According to statistics, the craft beer industry actually jumped by 12% in value just in the first half of 2010. The second half of the year marked even more growth – a 9% increase in volume was noted for the overall year. While those numbers might seem a little bit small, you need to compare it to performance in the beer industry over all. National and international breweries – those mass-producers of beer – actually experienced a 3% decline in volume during 2010. Therefore, growth in the craft beer industry is actually pretty significant. If this industry can experience more significant and lasting growth than the big boys, then it is certainly here to stay.
What might 2011 bring for the craft beer industry? Most people, including Jim Koch of Boston Beer Co., expect to see more of the same. The younger generation of beer drinkers is largely credited with the ongoing expansion here. As more and more 20-somethings adopt craft beer as their drink of choice, sales inevitably rise. The fact that this is happening all across the nation is still pretty startling, though. Of course, there were similar trends during the 60s and 70s – wine was the beverage that benefitted then, though.

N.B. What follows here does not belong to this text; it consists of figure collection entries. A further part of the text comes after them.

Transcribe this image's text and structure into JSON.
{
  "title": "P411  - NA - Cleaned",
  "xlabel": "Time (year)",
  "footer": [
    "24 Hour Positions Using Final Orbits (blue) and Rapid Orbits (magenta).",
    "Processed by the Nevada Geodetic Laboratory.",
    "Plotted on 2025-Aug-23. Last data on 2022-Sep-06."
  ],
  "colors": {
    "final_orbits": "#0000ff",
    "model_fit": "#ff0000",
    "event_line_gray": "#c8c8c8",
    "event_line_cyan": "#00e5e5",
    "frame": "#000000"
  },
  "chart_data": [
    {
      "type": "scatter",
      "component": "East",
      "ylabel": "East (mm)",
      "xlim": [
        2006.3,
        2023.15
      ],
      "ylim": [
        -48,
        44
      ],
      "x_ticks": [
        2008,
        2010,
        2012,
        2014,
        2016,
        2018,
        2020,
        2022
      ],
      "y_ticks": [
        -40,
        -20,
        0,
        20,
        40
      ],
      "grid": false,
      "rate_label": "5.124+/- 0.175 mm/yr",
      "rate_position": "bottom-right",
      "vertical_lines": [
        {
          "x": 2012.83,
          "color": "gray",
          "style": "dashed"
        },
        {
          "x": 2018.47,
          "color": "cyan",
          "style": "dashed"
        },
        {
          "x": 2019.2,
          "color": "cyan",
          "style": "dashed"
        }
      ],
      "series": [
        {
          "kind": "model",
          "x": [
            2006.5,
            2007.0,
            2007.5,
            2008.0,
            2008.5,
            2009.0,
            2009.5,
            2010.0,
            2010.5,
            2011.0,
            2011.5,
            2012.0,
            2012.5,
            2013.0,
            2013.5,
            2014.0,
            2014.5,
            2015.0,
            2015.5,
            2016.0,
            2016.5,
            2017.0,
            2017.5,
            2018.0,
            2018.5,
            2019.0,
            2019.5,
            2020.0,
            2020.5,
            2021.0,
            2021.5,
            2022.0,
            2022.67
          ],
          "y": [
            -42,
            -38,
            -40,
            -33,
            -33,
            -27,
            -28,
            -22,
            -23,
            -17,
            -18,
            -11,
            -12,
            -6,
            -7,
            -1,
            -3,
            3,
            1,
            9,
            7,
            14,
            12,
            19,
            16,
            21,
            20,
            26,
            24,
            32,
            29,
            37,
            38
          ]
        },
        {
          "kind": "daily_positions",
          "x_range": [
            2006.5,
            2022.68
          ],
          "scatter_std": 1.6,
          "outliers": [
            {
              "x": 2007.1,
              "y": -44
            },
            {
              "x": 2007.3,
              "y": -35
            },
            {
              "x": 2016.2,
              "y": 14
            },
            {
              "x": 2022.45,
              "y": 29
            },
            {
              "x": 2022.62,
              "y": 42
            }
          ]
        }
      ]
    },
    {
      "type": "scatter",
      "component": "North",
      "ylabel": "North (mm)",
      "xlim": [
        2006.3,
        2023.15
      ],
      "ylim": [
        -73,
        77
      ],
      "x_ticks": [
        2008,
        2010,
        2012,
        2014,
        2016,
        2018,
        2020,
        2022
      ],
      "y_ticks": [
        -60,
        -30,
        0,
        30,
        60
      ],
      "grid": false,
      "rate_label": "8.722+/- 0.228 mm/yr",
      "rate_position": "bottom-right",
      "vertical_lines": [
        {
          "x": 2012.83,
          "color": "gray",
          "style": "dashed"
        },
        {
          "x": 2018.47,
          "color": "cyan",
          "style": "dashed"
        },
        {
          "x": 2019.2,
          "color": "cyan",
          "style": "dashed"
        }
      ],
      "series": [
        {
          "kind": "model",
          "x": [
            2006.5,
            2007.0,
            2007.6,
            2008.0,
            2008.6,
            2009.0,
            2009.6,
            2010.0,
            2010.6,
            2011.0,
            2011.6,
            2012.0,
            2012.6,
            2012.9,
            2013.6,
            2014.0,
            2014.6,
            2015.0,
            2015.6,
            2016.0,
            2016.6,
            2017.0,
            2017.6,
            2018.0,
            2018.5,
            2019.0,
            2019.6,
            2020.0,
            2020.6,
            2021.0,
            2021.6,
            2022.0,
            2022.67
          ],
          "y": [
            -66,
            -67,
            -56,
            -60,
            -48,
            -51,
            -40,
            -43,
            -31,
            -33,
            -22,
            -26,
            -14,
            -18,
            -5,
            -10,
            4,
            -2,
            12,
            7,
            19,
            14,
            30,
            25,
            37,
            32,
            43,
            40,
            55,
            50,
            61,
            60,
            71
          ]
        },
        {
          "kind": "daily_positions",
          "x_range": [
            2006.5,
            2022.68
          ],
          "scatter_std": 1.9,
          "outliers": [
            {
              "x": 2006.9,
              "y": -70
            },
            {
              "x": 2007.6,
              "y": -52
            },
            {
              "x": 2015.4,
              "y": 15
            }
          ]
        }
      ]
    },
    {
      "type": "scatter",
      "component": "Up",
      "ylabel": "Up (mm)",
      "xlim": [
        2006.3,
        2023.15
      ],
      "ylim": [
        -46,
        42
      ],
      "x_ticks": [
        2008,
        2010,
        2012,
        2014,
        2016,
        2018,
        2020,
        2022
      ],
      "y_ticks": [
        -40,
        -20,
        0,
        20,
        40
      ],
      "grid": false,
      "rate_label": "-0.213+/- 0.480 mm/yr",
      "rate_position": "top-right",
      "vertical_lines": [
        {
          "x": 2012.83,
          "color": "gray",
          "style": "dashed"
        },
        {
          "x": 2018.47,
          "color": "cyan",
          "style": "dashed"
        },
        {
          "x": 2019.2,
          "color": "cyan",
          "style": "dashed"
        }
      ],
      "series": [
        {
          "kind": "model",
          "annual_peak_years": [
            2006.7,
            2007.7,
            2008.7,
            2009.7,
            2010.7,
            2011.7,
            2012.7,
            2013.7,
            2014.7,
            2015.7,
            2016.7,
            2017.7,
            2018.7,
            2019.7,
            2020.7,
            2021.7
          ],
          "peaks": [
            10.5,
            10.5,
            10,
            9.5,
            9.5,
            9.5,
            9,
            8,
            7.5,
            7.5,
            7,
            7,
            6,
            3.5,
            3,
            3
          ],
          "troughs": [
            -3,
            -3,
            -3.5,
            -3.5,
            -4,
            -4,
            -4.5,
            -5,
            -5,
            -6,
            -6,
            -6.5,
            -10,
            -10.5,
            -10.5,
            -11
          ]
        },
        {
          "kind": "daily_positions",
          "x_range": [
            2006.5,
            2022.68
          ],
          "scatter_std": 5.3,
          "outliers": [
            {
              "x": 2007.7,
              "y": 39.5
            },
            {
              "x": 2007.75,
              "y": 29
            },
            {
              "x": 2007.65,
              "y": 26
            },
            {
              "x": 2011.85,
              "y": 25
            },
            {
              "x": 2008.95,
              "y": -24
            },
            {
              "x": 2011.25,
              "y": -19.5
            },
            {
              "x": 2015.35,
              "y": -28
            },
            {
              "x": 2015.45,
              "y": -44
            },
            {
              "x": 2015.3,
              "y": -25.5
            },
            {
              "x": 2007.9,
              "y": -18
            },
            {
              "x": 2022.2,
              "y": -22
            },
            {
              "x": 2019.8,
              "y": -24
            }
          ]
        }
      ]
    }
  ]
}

Breweries are enjoying the side effects of globalization and international marketing, as well. Once, it was international beers that sold well. This was largely because people were simply not happy with the lack of taste, selection, body and flavor available from traditional “American” beers. Today, though, those consumers are finding that local breweries are able to create more taste, flavor and diversity than international breweries. Therefore, the same principle that once drove consumers to English, Irish, German and other beers is now driving consumers to shop closer to home. The “buy local” movement has really kicked into high gear with the craft beer industry.
However, it might not all be roses. As craft beer becomes more popular, retailers will dedicate more and more shelf space to those brands that sell well. This might be bad news for craft beers that are not able to gain the same popularity.